Правосудие смутила, правда, одна довольно странная вещь. На очной ставке со своим шефом все семеро бандитов заявили, что они его не знают. Они никогда его не видели. Его инструкции они получали либо по телефону, либо в темноте посредством как раз этих маленьких записок, которые Мальреш без единого слова быстро передавал им.
А впрочем, разве сообщение между флигелем на улице Делезман и сараем Старьевщика не служило убедительным доказательством сообщничества? Оттуда Мальреш все видел и слышал. Оттуда шеф следил за своими людьми.
Противоречия? Факты на первый взгляд несовместимые? Люпен все объяснил.
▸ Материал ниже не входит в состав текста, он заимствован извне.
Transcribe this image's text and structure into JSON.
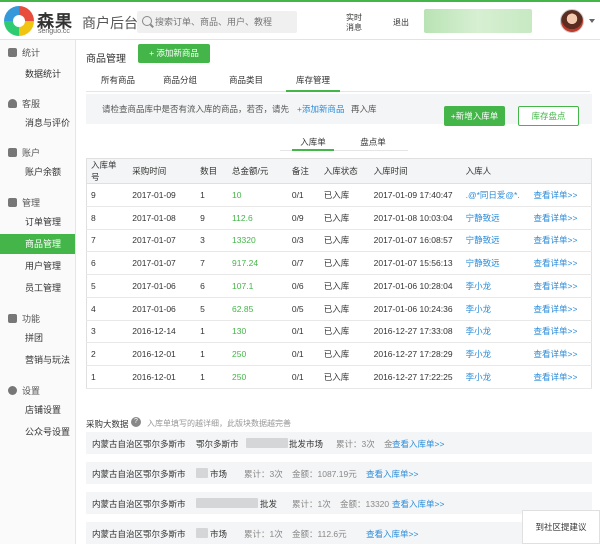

В той знаменитой статье, опубликованной утром в день судебного процесса, он взялся за дело с самого начала, раскрыл всю подноготную, распутал клубок, представил Мальреша, проживавшего втайне от всех в номере своего брата, лжемайора Парбери, невидимкой передвигавшегося по коридорам «Палас-отеля» и убившего Кессельбаха, убившего служащего отеля, убившего секретаря Шапмана.
Всем памятны те дебаты. Они были ужасающими и в то же время тусклыми; ужасающими в силу тревожной атмосферы, давившей на толпу, и неотвязных мыслей о преступлении и крови, засевших в памяти; тусклыми, тягостными, сумрачными, удушливыми по причине невероятного молчания, которое хранил обвиняемый.
Ни единого протеста. Ни единого движения. Ни единого слова.
Восковая фигура, которая не видела и не слышала! Пугающий призрак спокойствия и безучастности! Людей в зале пробирала дрожь. Их обезумевшее воображение рисовало себе скорее не человека, а своего рода сверхъестественное существо, духа восточных легенд, одного из тех богов Индии, которые являются символами всего свирепого, жестокого, кровавого и разрушительного.
Что же касается других бандитов, то на них даже не смотрели, ничтожные статисты, они терялись в тени всеподавляющего шефа.
Самыми волнующими стали показания госпожи Кессельбах. Ко всеобщему удивлению и к удивлению Люпена, Долорес, не отзывавшаяся ни на один вызов следователя, ведь убежища ее не знали, Долорес, скорбная вдова, появилась, чтобы принести неопровержимое свидетельство разоблачения убийцы ее мужа.